Tomorrow I turn 35. As I delivered CSA boxes to the Cities today in the humid heat, I reflected on my 35 years of life on this planet. It has been an interesting journey to get to this point, to say the least. One thing that was a recurring theme in my head was my friend JB, who died of cancer just a couple years ago.
He was one of the only people I could talk to about anything. We were kind of on the same wavelength, and now that he is gone I have missed that connection. In the past few years I have learned that the connections are what make life move forward, not just the plans you have laid out so carefully or the intentions you create with deep feeling. Whatever happens, seems to happen because of the connections. You could say karma creates connections which keeps the wheel-o-life movin’. Permaculture also reinforces this idea – our designs are only good if they make multiple connections across all the elements in the system. That’s when life starts to turn up the juice.
So when somebody dies or goes away, that connection, that incredibly important link between your life and another life, seems to fade away.
Maybe that is why the worlds major religions are so focused on the afterlife – to deny that sad inevitability when a life disconnects for good. But I don’t think denial makes for a healthy relationship.

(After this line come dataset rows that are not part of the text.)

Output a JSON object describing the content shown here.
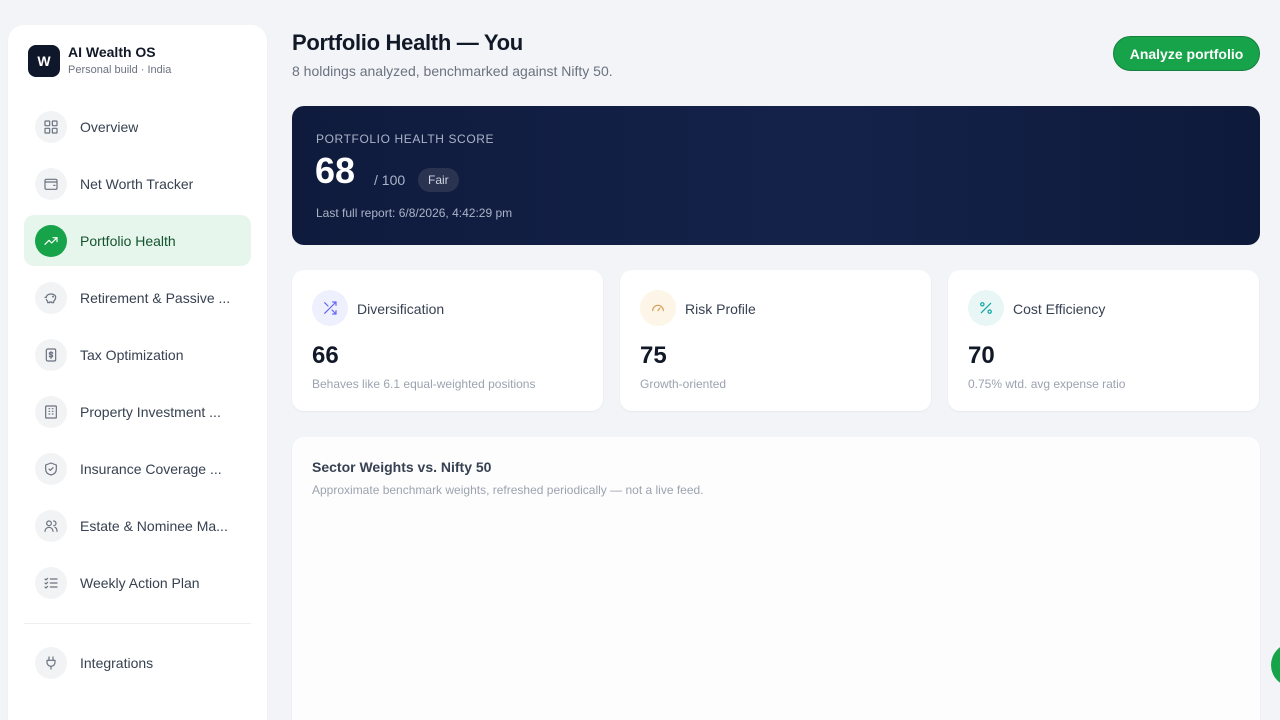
{
  "app": {
    "logo_letter": "W",
    "name": "AI Wealth OS",
    "subtitle": "Personal build · India"
  },
  "sidebar": {
    "items": [
      {
        "label": "Overview",
        "icon": "grid-icon"
      },
      {
        "label": "Net Worth Tracker",
        "icon": "wallet-icon"
      },
      {
        "label": "Portfolio Health",
        "icon": "trending-up-icon",
        "active": true
      },
      {
        "label": "Retirement & Passive ...",
        "icon": "piggy-bank-icon"
      },
      {
        "label": "Tax Optimization",
        "icon": "receipt-icon"
      },
      {
        "label": "Property Investment ...",
        "icon": "building-icon"
      },
      {
        "label": "Insurance Coverage ...",
        "icon": "shield-icon"
      },
      {
        "label": "Estate & Nominee Ma...",
        "icon": "users-icon"
      },
      {
        "label": "Weekly Action Plan",
        "icon": "list-checks-icon"
      }
    ],
    "bottom_items": [
      {
        "label": "Integrations",
        "icon": "plug-icon"
      }
    ]
  },
  "header": {
    "title": "Portfolio Health — You",
    "subtitle": "8 holdings analyzed, benchmarked against Nifty 50.",
    "action_label": "Analyze portfolio"
  },
  "health": {
    "label": "PORTFOLIO HEALTH SCORE",
    "score": "68",
    "out_of": "/ 100",
    "rating": "Fair",
    "last_report": "Last full report: 6/8/2026, 4:42:29 pm"
  },
  "metrics": [
    {
      "title": "Diversification",
      "value": "66",
      "description": "Behaves like 6.1 equal-weighted positions",
      "icon": "shuffle-icon",
      "accent": "#6366f1"
    },
    {
      "title": "Risk Profile",
      "value": "75",
      "description": "Growth-oriented",
      "icon": "gauge-icon",
      "accent": "#d97706"
    },
    {
      "title": "Cost Efficiency",
      "value": "70",
      "description": "0.75% wtd. avg expense ratio",
      "icon": "percent-icon",
      "accent": "#0ea5a4"
    }
  ],
  "sector": {
    "title": "Sector Weights vs. Nifty 50",
    "subtitle": "Approximate benchmark weights, refreshed periodically — not a live feed."
  },
  "colors": {
    "accent": "#16a34a",
    "hero_bg": "#0f1b3d"
  }
}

I have learned a lot more about engines this past year or so then I thought I ever would, but it turns out I love mechanic work. The most striking thing to me about any machine is that usually, if you take out only one part, the whole damn thing will grind to halt. Without all those parts in rhythmic & synchronous motion, the machine does not come to life. That’s what it feels like when somebody dies, like all of a sudden that part, whatever part it is, is gone and the whole machine of your life doesn’t seem to work.
And then you stick another part in there and it might work really well, not at all, or sort of differently with a strange sound.
You might think it is soulless to think of our friends and family as just parts in a machine. I don’t think of machines as soulless hunks of junk. In that case, we are just thinking chunks of meat. The beauty of the mechanics of a tree are as beautiful as that of a pouncing cheetah or humming bicycle. The difference between living and non-living things is probably smaller then is thought, in my opinion.
In any case, 35 years later, this machine is getting a little more worn down, some wires are crossed and its getting a threadbare seat. But that is all fine. I want to age like a good tractor, still as useful as I was off the factory floor, with a lot more blood, sweat, and tears that make of me what I am.